God blessed us with another child, a girl we named Haley Jane. Christmas Eve 2009 I found myself 25.2 weeks pregnant and in the hospital. Once I passed 25 weeks I thought I was going to make it to 40 weeks, but alas, three days later into the hospital I went. I began feeling contractions and all through the Christmas Eve service I was trying to talk myself out of them. We got to my parents house, where we planned on spending the night with my sisters and their families, and I pulled my mom aside. Away Jason and I went to the hospital to be monitored. Jason, my mom and I spent 5 days in the hospital, and on one of those very uncomfortable Labor and Delivery beds might I add. The doctors tried 4 different medications to stop the contractions. The final one was a pill that tasted like barf. But to no avail did the drugs stop the contractions. On Tuesday Dec 29 the doctor decided to do a c-section because she was worried about a placental abruption. And sure enough, the placenta had ripped.

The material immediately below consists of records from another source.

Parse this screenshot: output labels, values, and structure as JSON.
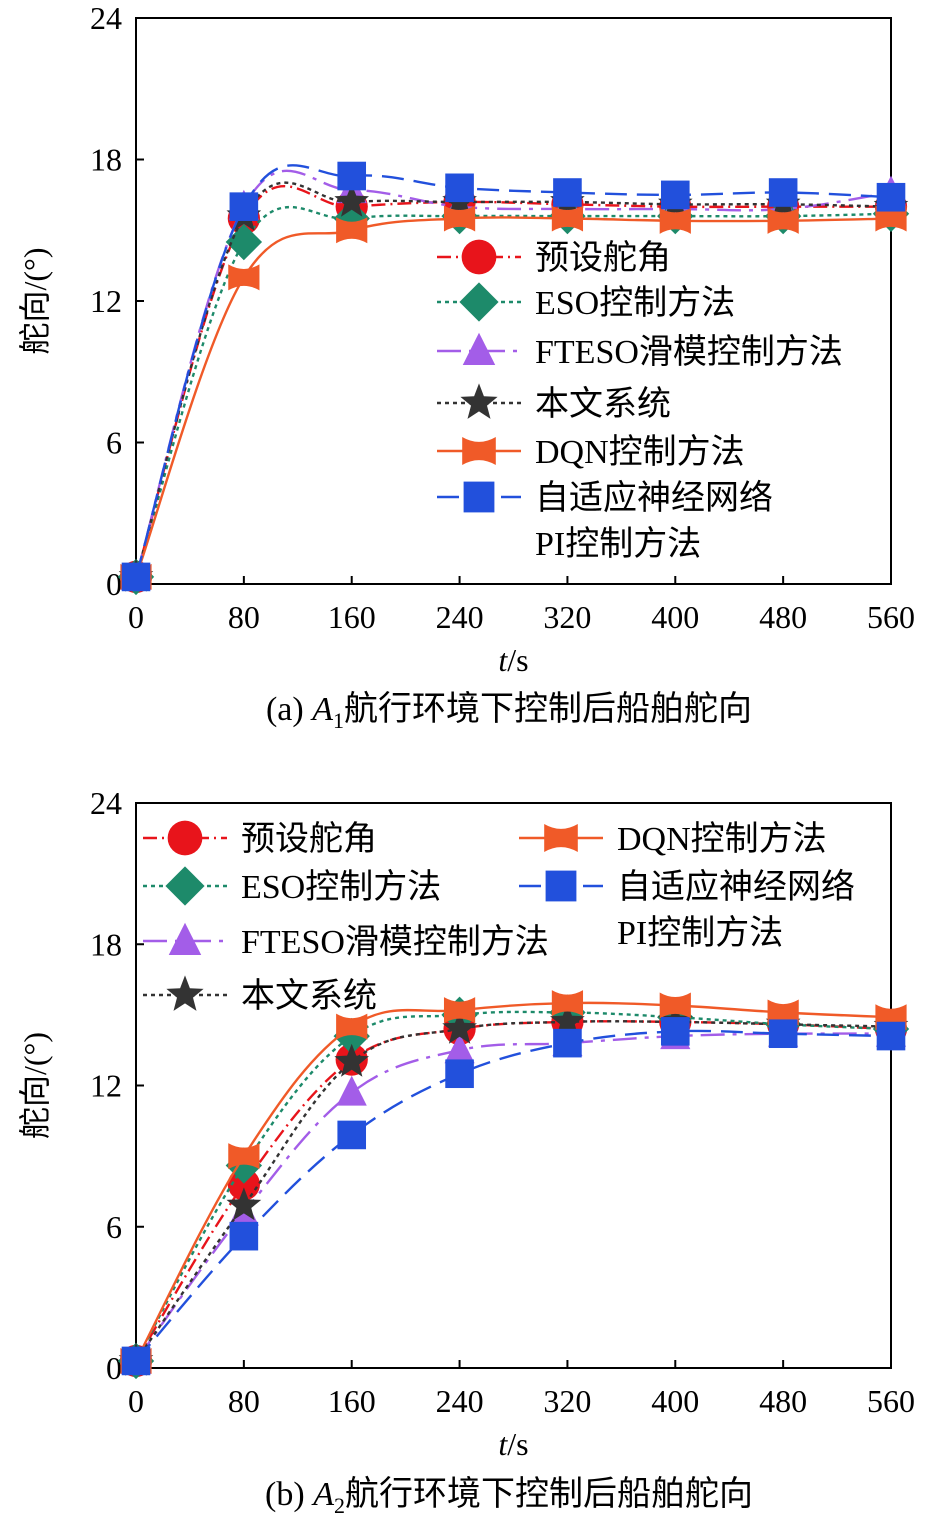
{
  "chart_data": [
    {
      "type": "line",
      "panel": "(a)",
      "caption_prefix": "(a) ",
      "caption_var": "A",
      "caption_sub": "1",
      "caption_text": "航行环境下控制后船舶舵向",
      "xlabel_var": "t",
      "xlabel_unit": "/s",
      "ylabel": "舵向/(°)",
      "xlim": [
        0,
        560
      ],
      "ylim": [
        0,
        24
      ],
      "xticks": [
        "0",
        "80",
        "160",
        "240",
        "320",
        "400",
        "480",
        "560"
      ],
      "yticks": [
        "0",
        "6",
        "12",
        "18",
        "24"
      ],
      "x": [
        0,
        80,
        160,
        240,
        320,
        400,
        480,
        560
      ],
      "series": [
        {
          "name": "预设舵角",
          "color": "#e8141b",
          "marker": "circle",
          "dash": "14,5,2,5",
          "values": [
            0.3,
            15.5,
            16.0,
            16.2,
            16.1,
            16.0,
            16.0,
            16.0
          ]
        },
        {
          "name": "ESO控制方法",
          "color": "#1d8a6a",
          "marker": "diamond",
          "dash": "4,4",
          "values": [
            0.3,
            14.5,
            15.5,
            15.6,
            15.6,
            15.6,
            15.6,
            15.7
          ]
        },
        {
          "name": "FTESO滑模控制方法",
          "color": "#a35de8",
          "marker": "triangle",
          "dash": "24,8,4,8",
          "values": [
            0.3,
            16.0,
            16.7,
            16.0,
            15.9,
            15.9,
            15.9,
            16.6
          ]
        },
        {
          "name": "本文系统",
          "color": "#333333",
          "marker": "star",
          "dash": "4,4",
          "values": [
            0.3,
            15.6,
            16.2,
            16.2,
            16.2,
            16.1,
            16.1,
            16.0
          ]
        },
        {
          "name": "DQN控制方法",
          "color": "#f05a28",
          "marker": "bowtie",
          "dash": "",
          "values": [
            0.3,
            13.0,
            15.0,
            15.5,
            15.5,
            15.4,
            15.4,
            15.5
          ]
        },
        {
          "name": "自适应神经网络",
          "name2": "PI控制方法",
          "color": "#2250dc",
          "marker": "square",
          "dash": "22,10",
          "values": [
            0.3,
            16.0,
            17.3,
            16.8,
            16.6,
            16.5,
            16.6,
            16.4
          ]
        }
      ]
    },
    {
      "type": "line",
      "panel": "(b)",
      "caption_prefix": "(b) ",
      "caption_var": "A",
      "caption_sub": "2",
      "caption_text": "航行环境下控制后船舶舵向",
      "xlabel_var": "t",
      "xlabel_unit": "/s",
      "ylabel": "舵向/(°)",
      "xlim": [
        0,
        560
      ],
      "ylim": [
        0,
        24
      ],
      "xticks": [
        "0",
        "80",
        "160",
        "240",
        "320",
        "400",
        "480",
        "560"
      ],
      "yticks": [
        "0",
        "6",
        "12",
        "18",
        "24"
      ],
      "x": [
        0,
        80,
        160,
        240,
        320,
        400,
        480,
        560
      ],
      "series": [
        {
          "name": "预设舵角",
          "color": "#e8141b",
          "marker": "circle",
          "dash": "14,5,2,5",
          "values": [
            0.3,
            7.8,
            13.1,
            14.4,
            14.7,
            14.7,
            14.6,
            14.4
          ]
        },
        {
          "name": "ESO控制方法",
          "color": "#1d8a6a",
          "marker": "diamond",
          "dash": "4,4",
          "values": [
            0.3,
            8.6,
            14.1,
            15.0,
            15.1,
            14.9,
            14.6,
            14.4
          ]
        },
        {
          "name": "FTESO滑模控制方法",
          "color": "#a35de8",
          "marker": "triangle",
          "dash": "24,8,4,8",
          "values": [
            0.3,
            6.6,
            11.7,
            13.5,
            13.8,
            14.1,
            14.2,
            14.2
          ]
        },
        {
          "name": "本文系统",
          "color": "#333333",
          "marker": "star",
          "dash": "4,4",
          "values": [
            0.3,
            6.9,
            13.0,
            14.4,
            14.7,
            14.7,
            14.6,
            14.5
          ]
        },
        {
          "name": "DQN控制方法",
          "color": "#f05a28",
          "marker": "bowtie",
          "dash": "",
          "values": [
            0.3,
            9.0,
            14.5,
            15.2,
            15.5,
            15.4,
            15.1,
            14.9
          ]
        },
        {
          "name": "自适应神经网络",
          "name2": "PI控制方法",
          "color": "#2250dc",
          "marker": "square",
          "dash": "22,10",
          "values": [
            0.3,
            5.6,
            9.9,
            12.5,
            13.8,
            14.3,
            14.2,
            14.1
          ]
        }
      ]
    }
  ]
}
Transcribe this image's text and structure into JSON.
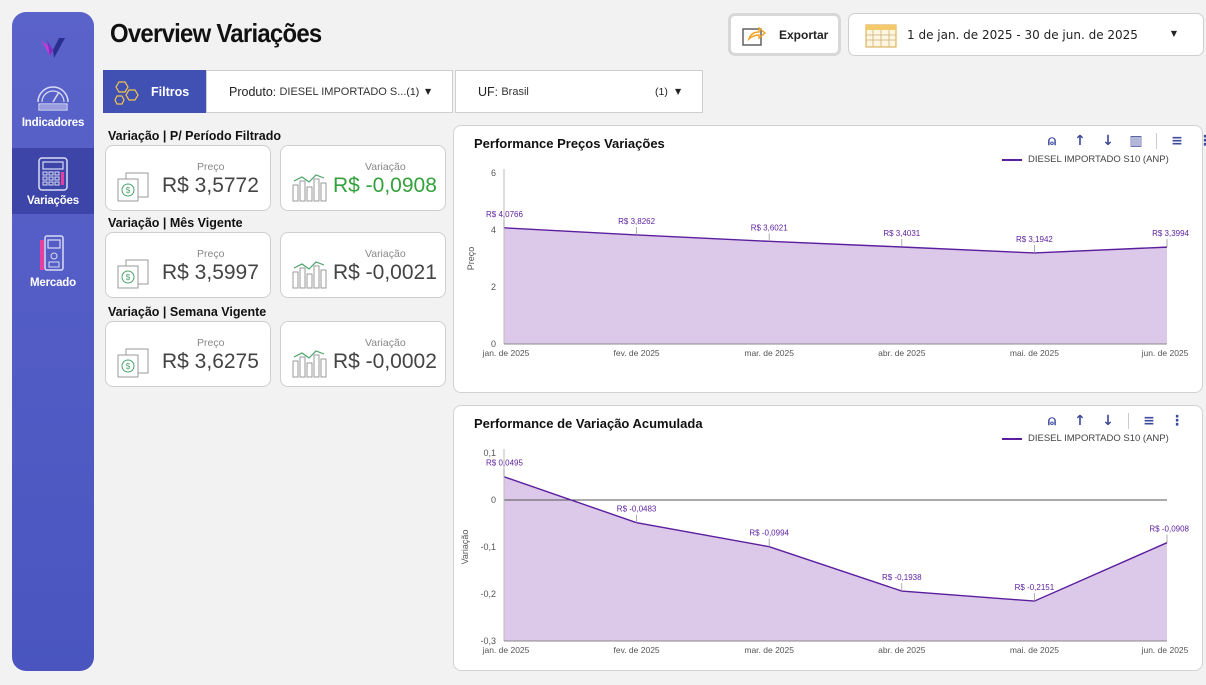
{
  "header": {
    "title": "Overview Variações",
    "export_label": "Exportar",
    "date_range": "1 de jan. de 2025 - 30 de jun. de 2025"
  },
  "sidebar": {
    "items": [
      {
        "label": "Indicadores"
      },
      {
        "label": "Variações"
      },
      {
        "label": "Mercado"
      }
    ]
  },
  "filters": {
    "filtros_label": "Filtros",
    "produto": {
      "key": "Produto",
      "value": "DIESEL IMPORTADO S...",
      "count": "(1)"
    },
    "uf": {
      "key": "UF",
      "value": "Brasil",
      "count": "(1)"
    }
  },
  "kpis": [
    {
      "title": "Variação | P/ Período Filtrado",
      "preco_label": "Preço",
      "preco": "R$ 3,5772",
      "variacao_label": "Variação",
      "variacao": "R$ -0,0908"
    },
    {
      "title": "Variação | Mês Vigente",
      "preco_label": "Preço",
      "preco": "R$ 3,5997",
      "variacao_label": "Variação",
      "variacao": "R$ -0,0021"
    },
    {
      "title": "Variação | Semana Vigente",
      "preco_label": "Preço",
      "preco": "R$ 3,6275",
      "variacao_label": "Variação",
      "variacao": "R$ -0,0002"
    }
  ],
  "colors": {
    "accent": "#4150b3",
    "series": "#5b1e9e",
    "area": "#dcc8e9",
    "positive": "#33a13d"
  },
  "chart_data": [
    {
      "type": "area",
      "title": "Performance Preços Variações",
      "ylabel": "Preço",
      "legend": "DIESEL IMPORTADO S10 (ANP)",
      "legend_position": "top-right",
      "categories": [
        "jan. de 2025",
        "fev. de 2025",
        "mar. de 2025",
        "abr. de 2025",
        "mai. de 2025",
        "jun. de 2025"
      ],
      "values": [
        4.0766,
        3.8262,
        3.6021,
        3.4031,
        3.1942,
        3.3994
      ],
      "data_labels": [
        "R$ 4,0766",
        "R$ 3,8262",
        "R$ 3,6021",
        "R$ 3,4031",
        "R$ 3,1942",
        "R$ 3,3994"
      ],
      "yticks": [
        "0",
        "2",
        "4",
        "6"
      ],
      "ylim": [
        0,
        6
      ]
    },
    {
      "type": "area",
      "title": "Performance de Variação Acumulada",
      "ylabel": "Variação",
      "legend": "DIESEL IMPORTADO S10 (ANP)",
      "legend_position": "top-right",
      "categories": [
        "jan. de 2025",
        "fev. de 2025",
        "mar. de 2025",
        "abr. de 2025",
        "mai. de 2025",
        "jun. de 2025"
      ],
      "values": [
        0.0495,
        -0.0483,
        -0.0994,
        -0.1938,
        -0.2151,
        -0.0908
      ],
      "data_labels": [
        "R$ 0,0495",
        "R$ -0,0483",
        "R$ -0,0994",
        "R$ -0,1938",
        "R$ -0,2151",
        "R$ -0,0908"
      ],
      "yticks": [
        "0,1",
        "0",
        "-0,1",
        "-0,2",
        "-0,3"
      ],
      "ylim": [
        -0.3,
        0.1
      ]
    }
  ]
}
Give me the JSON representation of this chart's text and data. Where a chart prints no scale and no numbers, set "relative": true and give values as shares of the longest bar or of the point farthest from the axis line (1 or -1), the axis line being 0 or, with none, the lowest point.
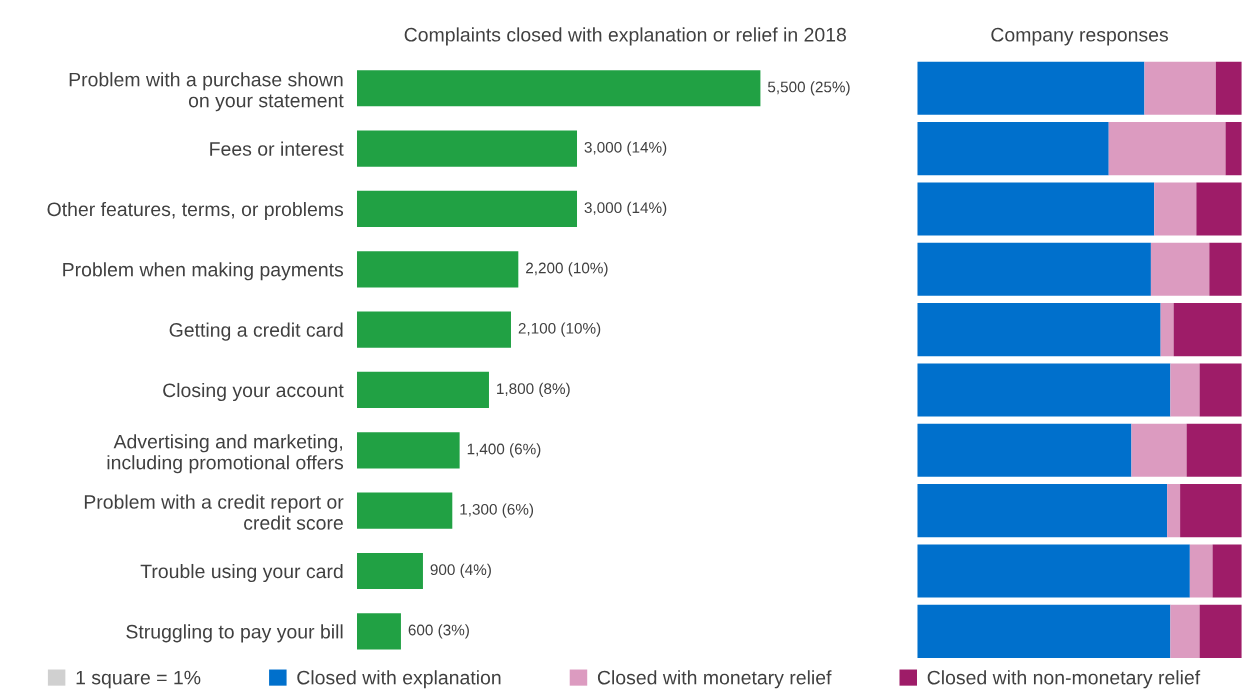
{
  "chart_data": [
    {
      "type": "bar",
      "orientation": "horizontal",
      "title": "Complaints closed with explanation or relief in 2018",
      "categories": [
        "Problem with a purchase shown\non your statement",
        "Fees or interest",
        "Other features, terms, or problems",
        "Problem when making payments",
        "Getting a credit card",
        "Closing your account",
        "Advertising and marketing,\nincluding promotional offers",
        "Problem with a credit report or\ncredit score",
        "Trouble using your card",
        "Struggling to pay your bill"
      ],
      "values": [
        5500,
        3000,
        3000,
        2200,
        2100,
        1800,
        1400,
        1300,
        900,
        600
      ],
      "color": "#21a144",
      "value_labels": [
        "5,500 (25%)",
        "3,000 (14%)",
        "3,000 (14%)",
        "2,200 (10%)",
        "2,100 (10%)",
        "1,800 (8%)",
        "1,400 (6%)",
        "1,300 (6%)",
        "900 (4%)",
        "600 (3%)"
      ]
    },
    {
      "type": "bar",
      "orientation": "horizontal",
      "stacked": true,
      "relative": true,
      "title": "Company responses",
      "categories": [
        null,
        null,
        null,
        null,
        null,
        null,
        null,
        null,
        null,
        null
      ],
      "legend": "bottom",
      "annotations": [
        "1 square = 1%"
      ],
      "series": [
        {
          "name": "Closed with explanation",
          "color": "#0070cc",
          "values": [
            0.7,
            0.59,
            0.73,
            0.72,
            0.75,
            0.78,
            0.66,
            0.77,
            0.84,
            0.78
          ]
        },
        {
          "name": "Closed with monetary relief",
          "color": "#dc9bc0",
          "values": [
            0.22,
            0.36,
            0.13,
            0.18,
            0.04,
            0.09,
            0.17,
            0.04,
            0.07,
            0.09
          ]
        },
        {
          "name": "Closed with non-monetary relief",
          "color": "#9e1c68",
          "values": [
            0.08,
            0.05,
            0.14,
            0.1,
            0.21,
            0.13,
            0.17,
            0.19,
            0.09,
            0.13
          ]
        }
      ]
    }
  ]
}
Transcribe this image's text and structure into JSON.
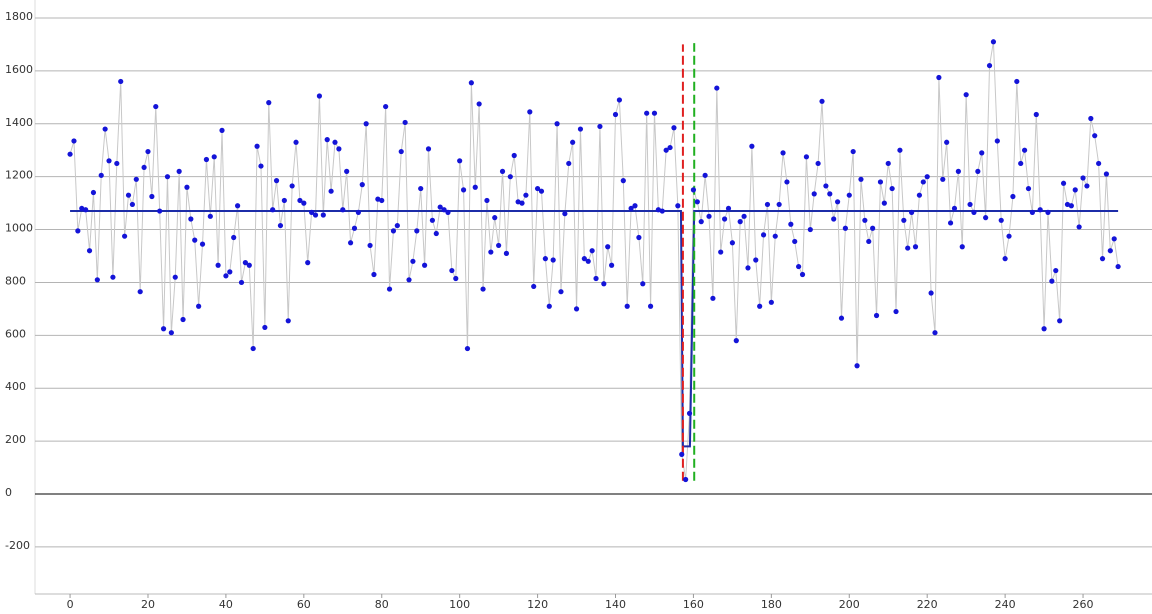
{
  "chart_data": {
    "type": "scatter",
    "x": [
      0,
      1,
      2,
      3,
      4,
      5,
      6,
      7,
      8,
      9,
      10,
      11,
      12,
      13,
      14,
      15,
      16,
      17,
      18,
      19,
      20,
      21,
      22,
      23,
      24,
      25,
      26,
      27,
      28,
      29,
      30,
      31,
      32,
      33,
      34,
      35,
      36,
      37,
      38,
      39,
      40,
      41,
      42,
      43,
      44,
      45,
      46,
      47,
      48,
      49,
      50,
      51,
      52,
      53,
      54,
      55,
      56,
      57,
      58,
      59,
      60,
      61,
      62,
      63,
      64,
      65,
      66,
      67,
      68,
      69,
      70,
      71,
      72,
      73,
      74,
      75,
      76,
      77,
      78,
      79,
      80,
      81,
      82,
      83,
      84,
      85,
      86,
      87,
      88,
      89,
      90,
      91,
      92,
      93,
      94,
      95,
      96,
      97,
      98,
      99,
      100,
      101,
      102,
      103,
      104,
      105,
      106,
      107,
      108,
      109,
      110,
      111,
      112,
      113,
      114,
      115,
      116,
      117,
      118,
      119,
      120,
      121,
      122,
      123,
      124,
      125,
      126,
      127,
      128,
      129,
      130,
      131,
      132,
      133,
      134,
      135,
      136,
      137,
      138,
      139,
      140,
      141,
      142,
      143,
      144,
      145,
      146,
      147,
      148,
      149,
      150,
      151,
      152,
      153,
      154,
      155,
      156,
      157,
      158,
      159,
      160,
      161,
      162,
      163,
      164,
      165,
      166,
      167,
      168,
      169,
      170,
      171,
      172,
      173,
      174,
      175,
      176,
      177,
      178,
      179,
      180,
      181,
      182,
      183,
      184,
      185,
      186,
      187,
      188,
      189,
      190,
      191,
      192,
      193,
      194,
      195,
      196,
      197,
      198,
      199,
      200,
      201,
      202,
      203,
      204,
      205,
      206,
      207,
      208,
      209,
      210,
      211,
      212,
      213,
      214,
      215,
      216,
      217,
      218,
      219,
      220,
      221,
      222,
      223,
      224,
      225,
      226,
      227,
      228,
      229,
      230,
      231,
      232,
      233,
      234,
      235,
      236,
      237,
      238,
      239,
      240,
      241,
      242,
      243,
      244,
      245,
      246,
      247,
      248,
      249,
      250,
      251,
      252,
      253,
      254,
      255,
      256,
      257,
      258,
      259,
      260,
      261,
      262,
      263,
      264,
      265,
      266,
      267,
      268,
      269
    ],
    "values": [
      1285,
      1335,
      995,
      1080,
      1075,
      920,
      1140,
      810,
      1205,
      1380,
      1260,
      820,
      1250,
      1560,
      975,
      1130,
      1095,
      1190,
      765,
      1235,
      1295,
      1125,
      1465,
      1070,
      625,
      1200,
      610,
      820,
      1220,
      660,
      1160,
      1040,
      960,
      710,
      945,
      1265,
      1050,
      1275,
      865,
      1375,
      825,
      840,
      970,
      1090,
      800,
      875,
      865,
      550,
      1315,
      1240,
      630,
      1480,
      1075,
      1185,
      1015,
      1110,
      655,
      1165,
      1330,
      1110,
      1100,
      875,
      1065,
      1055,
      1505,
      1055,
      1340,
      1145,
      1330,
      1305,
      1075,
      1220,
      950,
      1005,
      1065,
      1170,
      1400,
      940,
      830,
      1115,
      1110,
      1465,
      775,
      995,
      1015,
      1295,
      1405,
      810,
      880,
      995,
      1155,
      865,
      1305,
      1035,
      985,
      1085,
      1075,
      1065,
      845,
      815,
      1260,
      1150,
      550,
      1555,
      1160,
      1475,
      775,
      1110,
      915,
      1045,
      940,
      1220,
      910,
      1200,
      1280,
      1105,
      1100,
      1130,
      1445,
      785,
      1155,
      1145,
      890,
      710,
      885,
      1400,
      765,
      1060,
      1250,
      1330,
      700,
      1380,
      890,
      880,
      920,
      815,
      1390,
      795,
      935,
      865,
      1435,
      1490,
      1185,
      710,
      1080,
      1090,
      970,
      795,
      1440,
      710,
      1440,
      1075,
      1070,
      1300,
      1310,
      1385,
      1090,
      150,
      55,
      305,
      1150,
      1105,
      1030,
      1205,
      1050,
      740,
      1535,
      915,
      1040,
      1080,
      950,
      580,
      1030,
      1050,
      855,
      1315,
      885,
      710,
      980,
      1095,
      725,
      975,
      1095,
      1290,
      1180,
      1020,
      955,
      860,
      830,
      1275,
      1000,
      1135,
      1250,
      1485,
      1165,
      1135,
      1040,
      1105,
      665,
      1005,
      1130,
      1295,
      485,
      1190,
      1035,
      955,
      1005,
      675,
      1180,
      1100,
      1250,
      1155,
      690,
      1300,
      1035,
      930,
      1065,
      935,
      1130,
      1180,
      1200,
      760,
      610,
      1575,
      1190,
      1330,
      1025,
      1080,
      1220,
      935,
      1510,
      1095,
      1065,
      1220,
      1290,
      1045,
      1620,
      1710,
      1335,
      1035,
      890,
      975,
      1125,
      1560,
      1250,
      1300,
      1155,
      1065,
      1435,
      1075,
      625,
      1065,
      805,
      845,
      655,
      1175,
      1095,
      1090,
      1150,
      1010,
      1195,
      1165,
      1420,
      1355,
      1250,
      890,
      1210,
      920,
      965,
      860
    ],
    "color": "#1414d8",
    "line_color": "#c8c8c8",
    "step": {
      "x": [
        0,
        156.8,
        157.3,
        159.1,
        160.2,
        269
      ],
      "values": [
        1070,
        1070,
        180,
        180,
        1070,
        1070
      ],
      "color": "#1c2ca8"
    },
    "markers": [
      {
        "x": 157.3,
        "y": [
          50,
          1700
        ],
        "color": "#e02020"
      },
      {
        "x": 160.2,
        "y": [
          50,
          1705
        ],
        "color": "#20b020"
      }
    ],
    "xlim": [
      -9,
      277.7
    ],
    "ylim": [
      -378,
      1868
    ],
    "xticks": [
      0,
      20,
      40,
      60,
      80,
      100,
      120,
      140,
      160,
      180,
      200,
      220,
      240,
      260
    ],
    "yticks": [
      -200,
      0,
      200,
      400,
      600,
      800,
      1000,
      1200,
      1400,
      1600,
      1800
    ],
    "grid": true,
    "zero_line": true
  }
}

On Monday morning my doctor was on call and he came in to talk to us. He said some women in my circumstance can last weeks on bed rest. I did not find this comforting and finally cried for the first time. I prayed so hard that day and night for the courage and patience to last a few more weeks on bed rest. As every doctor didn't fail to tell me, "You don't want the baby to come this early." I think I knew this having gone through a premature birth before. I woke up Tuesday morning ready to be in bed for weeks, even two more months, to give our daughter more time to grow and mature. My breakfast of liquid came. (I was put on a liquid diet: broth, juice, tea, and Italian ice.) After drinking my breakfast, I gushed some blood. The doctor didn't like this, and neither did I.

I met the anesthesiologist, Dr. Reed, and was wheeled off to have my baby. Having a c-section is a bit surreal and I didn't like it at all. I was breathing very deeply so I wouldn't burst into tears because I knew what my life was going to be for the long months ahead; pumping, buying milk bags, visiting the hospital, washing for 3 minutes causing very dry hands, and a roller coaster of emotions as we watched Haley struggle to grow bigger and survive this harsh world too early. With Jason by my side, we heard Haley cry for the first time and even score an 8 on the apgar test. She was wrapped in saran wrap to help keep the moisture in as she was taken to the NICU. She was 13 inches and 1 lb 15 ozs, the same as Wyatt. Jason followed Haley and the doctors and I spent the next lonely hour in recovery watching the monitors beep through my heart rate, blood pressure, and breathing.






Jason and I were not sure we wanted another child after what we had gone through with Wyatt. But God knew better. I was much more excited through this pregnancy. It was fun to tell Wyatt he was not the big brother who needed to look after and protect his little sister.


I sit here and remember and know that this is not the last struggle and hurddle I will have to endure. I was made stronger through this and know God is glorified when I obey. So I will keep on obeying and He will keep on blessing me.

Monday, June 8, 2009

The breath I didn't know I was holding

Yesterday, my baby turned ONE!!! As I walked around my parents home watching all those who came to celebrate, I couldn't help but remember. I think every mom must do this. How can you not? For me, this was a time to let go of the breath I had been holding this whole year. Every kids first birthday is a cause for celebration. My kid's first brithday is no different, if not an even bigger celebration.


Wyatt was born 15 weeks early weighing only 1 lb. 15.5 oz. Last night, as my best friend texted me "Happy Birthday Wyatt" at the time he was born, I burst into tears. I could finally take another breath; let out the one I didn't realize I was holding. Wyatt came into this world much earlier than we had perpared. But here we are, one year later with a healthy, crawling, rowdy, laughing, little boy.




This is Jason's wedding ring over Wyatt's arm.




What a difference Prayer makes.

Without the prayers from our friends and family I don't think we would be here, all of us, healthy and joyful. Your prayers packed the pounds on Wyatt and brought him home one week after his due date. What a year! What an advernture!